Just keeping this at the top hoping for a pro's advice.


----------



## bluebombersfan (Apr 15, 2011)

Sorry I am still pretty new and can't help ya but I have about 7 - 8 lbs of back straps in my freezer and I am curious what you used on them?  I have been thinking about doing something with them with my new smoker.


----------



## adiochiro3 (Apr 16, 2011)

Are they in a brine?  (That would be the only reason to soak them in water.)  Usually, they need 2-3 good rinses -- you can find some guidelines for the rinse here on the forum by searching brines.  I don't use brines on venison myself.

However, I do smoke venison in several forms.  Keep the cook temps around 250* until the meat hits the temp for desired done-ness. Those temps are the same for venison as they are for beef.  We prefer our backstraps medium rare, and usually keep them under 145* internal temp for that cut-with-a-fork-tender moist cutlet.  Depending on your brine/marinade flavors, you might want to drape a couple of pieces of bacon over the top of the strap to keep is basted and moist. This is all assuming that you are smoking the whole backstrap and not pre-cutting it into medallions before smoking.

Cheers!


----------



## coffee_junkie (Apr 16, 2011)

Sorry adiochiro3, To clarify, I cured them in a simple dry cure 1 TBS Each of Mortons TQ and Brown Sugar per LB. of meat. They have been curing since Tuesday night. I plan on making Canadian bacon out of them. I read Cowgirls post and I think she soaks them in cold water for 2 hrs, changing the water a couple of times. Then a fry test out of the center to check for saltieness. I guess I will just kinda follow what I did for venison pastrami, but a little less time considering how delicate the backstraps are I will go with a chamber temp of 200-220 tops, and an IT temp of 145 for done. Gonna just do a simple black pepper rub and glaze with maple syrup for the last 1hr or so. I think I will slice thin most of it and maybe 1 hole chunk I will slice thick for a hearty CB and egg breakfast. I will QVIEW with my progress tomorrow.
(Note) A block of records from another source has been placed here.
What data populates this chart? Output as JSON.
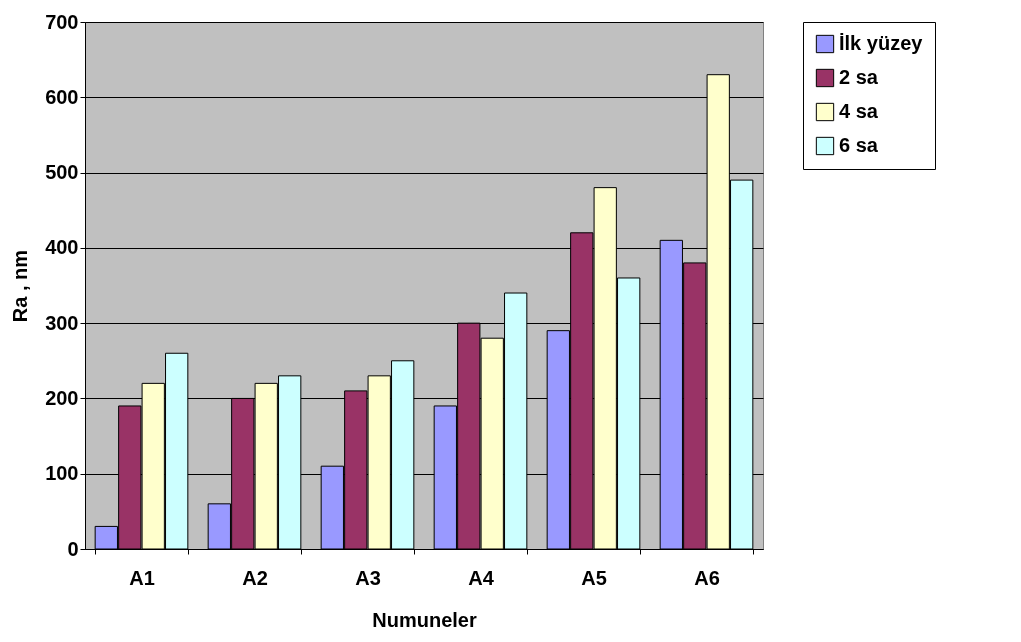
{
  "chart_data": {
    "type": "bar",
    "xlabel": "Numuneler",
    "ylabel": "Ra , nm",
    "categories": [
      "A1",
      "A2",
      "A3",
      "A4",
      "A5",
      "A6"
    ],
    "series": [
      {
        "name": "İlk yüzey",
        "color": "#9999ff",
        "values": [
          30,
          60,
          110,
          190,
          290,
          410
        ]
      },
      {
        "name": "2 sa",
        "color": "#993366",
        "values": [
          190,
          200,
          210,
          300,
          420,
          380
        ]
      },
      {
        "name": "4 sa",
        "color": "#ffffcc",
        "values": [
          220,
          220,
          230,
          280,
          480,
          630
        ]
      },
      {
        "name": "6 sa",
        "color": "#ccffff",
        "values": [
          260,
          230,
          250,
          340,
          360,
          490
        ]
      }
    ],
    "ylim": [
      0,
      700
    ],
    "yticks": [
      0,
      100,
      200,
      300,
      400,
      500,
      600,
      700
    ],
    "grid": "y",
    "legend": "right"
  }
}
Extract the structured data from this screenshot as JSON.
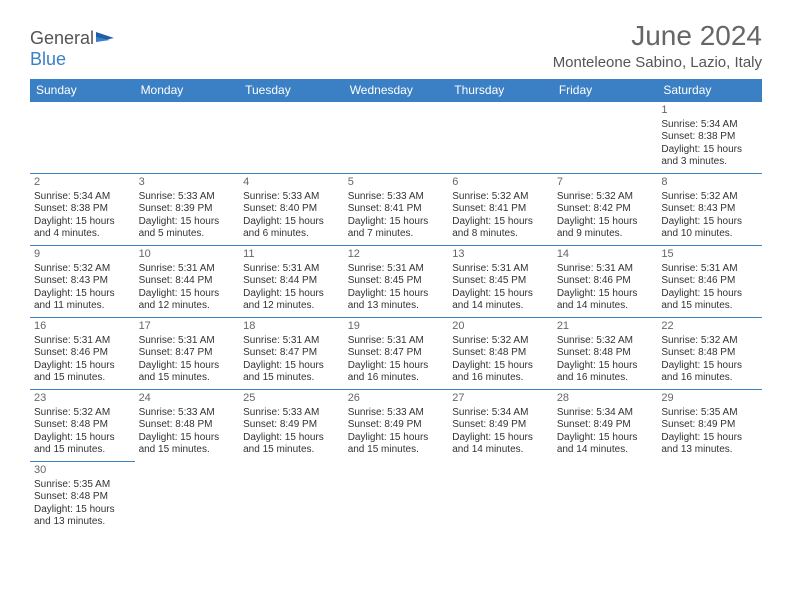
{
  "logo": {
    "text1": "General",
    "text2": "Blue"
  },
  "title": "June 2024",
  "location": "Monteleone Sabino, Lazio, Italy",
  "colors": {
    "header_bg": "#3b7fc4",
    "border": "#3b7fc4",
    "title": "#666666"
  },
  "day_headers": [
    "Sunday",
    "Monday",
    "Tuesday",
    "Wednesday",
    "Thursday",
    "Friday",
    "Saturday"
  ],
  "first_weekday": 6,
  "days": [
    {
      "n": 1,
      "sunrise": "5:34 AM",
      "sunset": "8:38 PM",
      "daylight": "15 hours and 3 minutes."
    },
    {
      "n": 2,
      "sunrise": "5:34 AM",
      "sunset": "8:38 PM",
      "daylight": "15 hours and 4 minutes."
    },
    {
      "n": 3,
      "sunrise": "5:33 AM",
      "sunset": "8:39 PM",
      "daylight": "15 hours and 5 minutes."
    },
    {
      "n": 4,
      "sunrise": "5:33 AM",
      "sunset": "8:40 PM",
      "daylight": "15 hours and 6 minutes."
    },
    {
      "n": 5,
      "sunrise": "5:33 AM",
      "sunset": "8:41 PM",
      "daylight": "15 hours and 7 minutes."
    },
    {
      "n": 6,
      "sunrise": "5:32 AM",
      "sunset": "8:41 PM",
      "daylight": "15 hours and 8 minutes."
    },
    {
      "n": 7,
      "sunrise": "5:32 AM",
      "sunset": "8:42 PM",
      "daylight": "15 hours and 9 minutes."
    },
    {
      "n": 8,
      "sunrise": "5:32 AM",
      "sunset": "8:43 PM",
      "daylight": "15 hours and 10 minutes."
    },
    {
      "n": 9,
      "sunrise": "5:32 AM",
      "sunset": "8:43 PM",
      "daylight": "15 hours and 11 minutes."
    },
    {
      "n": 10,
      "sunrise": "5:31 AM",
      "sunset": "8:44 PM",
      "daylight": "15 hours and 12 minutes."
    },
    {
      "n": 11,
      "sunrise": "5:31 AM",
      "sunset": "8:44 PM",
      "daylight": "15 hours and 12 minutes."
    },
    {
      "n": 12,
      "sunrise": "5:31 AM",
      "sunset": "8:45 PM",
      "daylight": "15 hours and 13 minutes."
    },
    {
      "n": 13,
      "sunrise": "5:31 AM",
      "sunset": "8:45 PM",
      "daylight": "15 hours and 14 minutes."
    },
    {
      "n": 14,
      "sunrise": "5:31 AM",
      "sunset": "8:46 PM",
      "daylight": "15 hours and 14 minutes."
    },
    {
      "n": 15,
      "sunrise": "5:31 AM",
      "sunset": "8:46 PM",
      "daylight": "15 hours and 15 minutes."
    },
    {
      "n": 16,
      "sunrise": "5:31 AM",
      "sunset": "8:46 PM",
      "daylight": "15 hours and 15 minutes."
    },
    {
      "n": 17,
      "sunrise": "5:31 AM",
      "sunset": "8:47 PM",
      "daylight": "15 hours and 15 minutes."
    },
    {
      "n": 18,
      "sunrise": "5:31 AM",
      "sunset": "8:47 PM",
      "daylight": "15 hours and 15 minutes."
    },
    {
      "n": 19,
      "sunrise": "5:31 AM",
      "sunset": "8:47 PM",
      "daylight": "15 hours and 16 minutes."
    },
    {
      "n": 20,
      "sunrise": "5:32 AM",
      "sunset": "8:48 PM",
      "daylight": "15 hours and 16 minutes."
    },
    {
      "n": 21,
      "sunrise": "5:32 AM",
      "sunset": "8:48 PM",
      "daylight": "15 hours and 16 minutes."
    },
    {
      "n": 22,
      "sunrise": "5:32 AM",
      "sunset": "8:48 PM",
      "daylight": "15 hours and 16 minutes."
    },
    {
      "n": 23,
      "sunrise": "5:32 AM",
      "sunset": "8:48 PM",
      "daylight": "15 hours and 15 minutes."
    },
    {
      "n": 24,
      "sunrise": "5:33 AM",
      "sunset": "8:48 PM",
      "daylight": "15 hours and 15 minutes."
    },
    {
      "n": 25,
      "sunrise": "5:33 AM",
      "sunset": "8:49 PM",
      "daylight": "15 hours and 15 minutes."
    },
    {
      "n": 26,
      "sunrise": "5:33 AM",
      "sunset": "8:49 PM",
      "daylight": "15 hours and 15 minutes."
    },
    {
      "n": 27,
      "sunrise": "5:34 AM",
      "sunset": "8:49 PM",
      "daylight": "15 hours and 14 minutes."
    },
    {
      "n": 28,
      "sunrise": "5:34 AM",
      "sunset": "8:49 PM",
      "daylight": "15 hours and 14 minutes."
    },
    {
      "n": 29,
      "sunrise": "5:35 AM",
      "sunset": "8:49 PM",
      "daylight": "15 hours and 13 minutes."
    },
    {
      "n": 30,
      "sunrise": "5:35 AM",
      "sunset": "8:48 PM",
      "daylight": "15 hours and 13 minutes."
    }
  ],
  "labels": {
    "sunrise": "Sunrise:",
    "sunset": "Sunset:",
    "daylight": "Daylight:"
  }
}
I am open to any and all suggesstions if somebody out there has made this before, I never have so I am just winging it.


----------



## cowgirl (Apr 18, 2011)

I like to butterfly and stuff the backstrap bacon... http://cowgirlscountry.blogspot.com/2009/03/venison-backstrap-canadian-bacon-with.html

cuts down on curing time too. :)

Hope it turned out well for you.


----------